CBR : En regardant d’un peu plus près, je constate que le site Web de mon prestataire utilise le service de protection anti-déni de service de Cloudflare, là encore un opérateur américain, mais qui lui n’est pas hébergeur de données de santé.
Ce qui veut dire que Cloudflare stocke l’adresse IP publique de mon patient (donnée à caractère personnel), et dépose un cookie sur son terminal permettant potentiellement de tracer ses actions en ligne :
Idem avec l’armada de cookies Google (services non HDS) déployés sur le navigateur, avec encore une fois remontée potentielle de l’adresse IP et traçabilité des actions utilisateurs.
De plus, les URL contiennent le nom de l’établissement ou du spécialiste, ce qui permet donc à Google non HDS et Cloudflare de connaître dans plusieurs cas la pathologie de mon patient :
On ne peut pas dire que mon sous-traitant, et moi, en connaissance de cause, avons mis en place tous les moyens de protection nécessaires à la confidentialité des données des patients de mon établissement…
OY : Non, cela est certain. Non seulement l’établissement de santé ainsi que son sous-traitant font transiter des données de santé par des hébergeurs non certifiés HDS, mais votre exemple met en évidence un manquement à la confidentialité des données de santé en ce qu’il permet de faire le lien entre une personne et une pathologie.
CBR : Si je pousse le bouchon encore un peu plus loin, mon prestataire envoie des SMS et des courriels à mon patient pour lui rappeler ses rendez-vous. Ces données sont donc susceptibles d’être interceptées car non chiffrées et échangées sur des flux « en clair » dans de nombreux cas. Maître, nous sommes d’accord sur le fait qu’un rendez-vous médical avec un spécialiste est bien une donnée de santé ?
OY : Une nouvelle fois, vous visez juste.
L’article 4.15 du RGPD définit les données concernant la santé comme « les données à caractère personnel relatives à la santé physique ou mentale d’une personne physique, y compris la prestation de services de soins de santé, qui révèlent des informations sur l’état de santé de cette personne ».
Ainsi, le fait de recevoir un message de rappel d’un rendez-vous médical avec un professionnel ou un établissement de santé sur son téléphone portable correspond manifestement à une donnée de santé pouvant être lue, stockée et conservée par l’opérateur téléphonique.
Prenons l’exemple de votre patient qui prend un rendez-vous à 14 heures à l’hôpital Bichat – Claude-Bernard via la plateforme en ligne. Un simple clic sur Internet suffit pour comprendre que l’hôpital Bichat est spécialisé en cancérologie.
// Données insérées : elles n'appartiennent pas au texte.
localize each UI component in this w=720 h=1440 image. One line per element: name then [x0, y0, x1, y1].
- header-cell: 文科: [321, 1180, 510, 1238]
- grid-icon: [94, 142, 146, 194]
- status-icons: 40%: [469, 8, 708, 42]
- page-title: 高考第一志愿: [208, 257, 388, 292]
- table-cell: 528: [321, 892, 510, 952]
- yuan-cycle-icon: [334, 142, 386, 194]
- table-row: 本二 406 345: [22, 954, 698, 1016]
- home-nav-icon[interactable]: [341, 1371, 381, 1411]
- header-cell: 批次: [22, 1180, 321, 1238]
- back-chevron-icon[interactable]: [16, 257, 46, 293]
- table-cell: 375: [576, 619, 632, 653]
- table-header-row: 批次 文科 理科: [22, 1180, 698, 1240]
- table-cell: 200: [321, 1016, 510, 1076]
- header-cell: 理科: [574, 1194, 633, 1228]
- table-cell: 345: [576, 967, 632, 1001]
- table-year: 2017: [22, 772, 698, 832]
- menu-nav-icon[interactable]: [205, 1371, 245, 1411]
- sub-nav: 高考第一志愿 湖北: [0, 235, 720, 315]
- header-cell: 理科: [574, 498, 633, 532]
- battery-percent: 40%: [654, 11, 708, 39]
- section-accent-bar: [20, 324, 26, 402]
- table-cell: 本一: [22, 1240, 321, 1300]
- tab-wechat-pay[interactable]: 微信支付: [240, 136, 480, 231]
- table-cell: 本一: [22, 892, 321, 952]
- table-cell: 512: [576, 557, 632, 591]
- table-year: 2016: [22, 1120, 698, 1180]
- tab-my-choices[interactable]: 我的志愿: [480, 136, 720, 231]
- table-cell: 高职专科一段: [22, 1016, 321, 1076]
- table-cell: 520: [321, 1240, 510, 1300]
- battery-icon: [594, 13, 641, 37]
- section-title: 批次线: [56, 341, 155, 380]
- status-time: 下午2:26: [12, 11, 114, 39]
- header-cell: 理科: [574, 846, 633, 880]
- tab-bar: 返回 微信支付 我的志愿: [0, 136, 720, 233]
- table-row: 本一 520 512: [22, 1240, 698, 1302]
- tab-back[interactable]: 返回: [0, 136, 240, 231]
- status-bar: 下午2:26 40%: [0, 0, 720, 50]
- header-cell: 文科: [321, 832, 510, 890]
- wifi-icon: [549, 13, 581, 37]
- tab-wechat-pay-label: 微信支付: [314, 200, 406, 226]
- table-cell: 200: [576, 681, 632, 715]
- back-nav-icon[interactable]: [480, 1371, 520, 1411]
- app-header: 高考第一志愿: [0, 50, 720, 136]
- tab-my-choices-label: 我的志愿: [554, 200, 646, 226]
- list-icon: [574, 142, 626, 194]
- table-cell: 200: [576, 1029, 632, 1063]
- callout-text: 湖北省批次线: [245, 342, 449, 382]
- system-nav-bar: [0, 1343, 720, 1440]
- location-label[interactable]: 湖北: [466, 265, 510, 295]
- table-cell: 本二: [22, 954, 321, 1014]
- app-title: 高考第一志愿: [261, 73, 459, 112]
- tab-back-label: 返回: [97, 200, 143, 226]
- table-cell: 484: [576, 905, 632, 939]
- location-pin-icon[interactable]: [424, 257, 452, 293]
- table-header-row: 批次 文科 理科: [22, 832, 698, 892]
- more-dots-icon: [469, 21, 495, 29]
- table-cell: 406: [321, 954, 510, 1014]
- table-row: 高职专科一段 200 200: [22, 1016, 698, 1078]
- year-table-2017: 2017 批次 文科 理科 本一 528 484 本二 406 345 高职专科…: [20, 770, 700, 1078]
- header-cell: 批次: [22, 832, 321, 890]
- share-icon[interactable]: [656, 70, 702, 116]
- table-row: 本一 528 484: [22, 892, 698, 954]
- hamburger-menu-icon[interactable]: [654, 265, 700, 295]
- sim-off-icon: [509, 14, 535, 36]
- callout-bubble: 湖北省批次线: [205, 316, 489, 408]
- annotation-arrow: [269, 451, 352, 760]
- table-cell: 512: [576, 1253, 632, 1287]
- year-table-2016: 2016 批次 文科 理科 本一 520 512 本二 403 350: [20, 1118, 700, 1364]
La sécurité du traitement de cette donnée à caractère personnel me semble manifestement insuffisante.
CBR : En allant toujours un peu plus loin, l’opérateur téléphonique de mon patient connaît donc l’état de santé de mon patient, et son fournisseur de messagerie se voit donc stocker des données de santé sans être HDS. Dans ce cas, peut-on dire que mon prestataire, et moi, en tant que responsable de traitement, ne respectons pas l’article L1110-4 ni l’article R1111-8-8 du Code de la santé publique relatifs au « secret médical » et à l’hébergement de données de santé à caractère personnel ?
OY : Oui, je le crains.
Si ces données ne sont pas anonymisées ou en l’absence de chiffrement de bout en bout, votre exemple illustre le cas de données de santé transitant et stockées par des sociétés qui n’ont aucun droit à l’accès, au partage et à l’échange de ces données. Or, comme nous l’avons rappelé, c’est au responsable de traitement de s’assurer de la confidentialité des données à caractère personnel qu’il traite.
CBR : Merci Maître pour votre précieux éclairage, qui je l’espère nous permettra à tous d’y voir plus clair sur ce sujet plus complexe qu’il n’y paraît.